Karadenis: “Não se mata, nem se salva ninguém com crenças”

[dropcap style≠’circle’]T[/dropcap]em razão, na escrita a verdade não se encontra no mundo com essa determinação com que se encontra na actividade de matar por dinheiro.

Por isso, parece-me, o juízo auto-crítico deverá ainda ser mais determinante na escrita do que na minha actividade. Falhar o alvo ou ser-se morto parece-me comprovação suficiente para a falta de talento, na minha profissão. Mas, na escrita, o que é falhar o alvo? E, obviamente, morrer, não se morre.

Quer então dizer que estou ainda mais só do que você?

Mais só não estás. Caso sejas um bom escritor, podes estar tão só quanto eu estou, quanto eu estive toda a minha vida, mas não é possível estar-se mais só, parece-me. Agora o que me parece evidente é que estás muito mais incerto do que eu. Muito mais abandonado à dúvida. Não tens ninguém que te possa matar, nem sabes qual é o teu alvo. Se fosse a ti, agarrava-me ainda com mais forças à única possibilidade de certeza que tens: o teu juízo auto-crítico. (pausa) Já reparaste bem na beleza desta cidade, Paulo? Não achas que esta cidade tem que ver com o jazz, Paulo?

Nunca havia pensado nisso, do jazz! A beleza de Istambul só é igualável à beleza dos mitos. Mas porque é que diz que a cidade tem que ver com o jazz?

Porque ela é tocada por modos gregorianos, como o jazz! A cidade é constituída por modos… Sabes música, não sabes?

Sim, sim, pode continuar!

Aqui é o modo dórico (e apontava), ali o modo lídio, mais além o modo mexolídio e por aí adiante.
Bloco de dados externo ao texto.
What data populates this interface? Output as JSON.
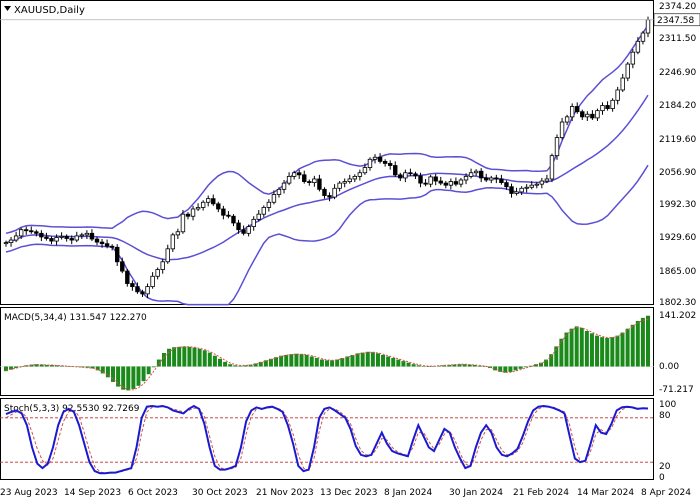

Percebes agora? A cidade não é diatónica, como a música clássica. E a magia do jazz reside nas misturas dos diversos modos numa canção, como Istambul.

Como é que começou a gostar de jazz?

O jazz é do meu tempo, Paulo! Comecei a gostar de jazz quando fui estudar engenharia para a América, para os EUA, na década de quarenta. Depois nunca mais deixei de ouvir jazz.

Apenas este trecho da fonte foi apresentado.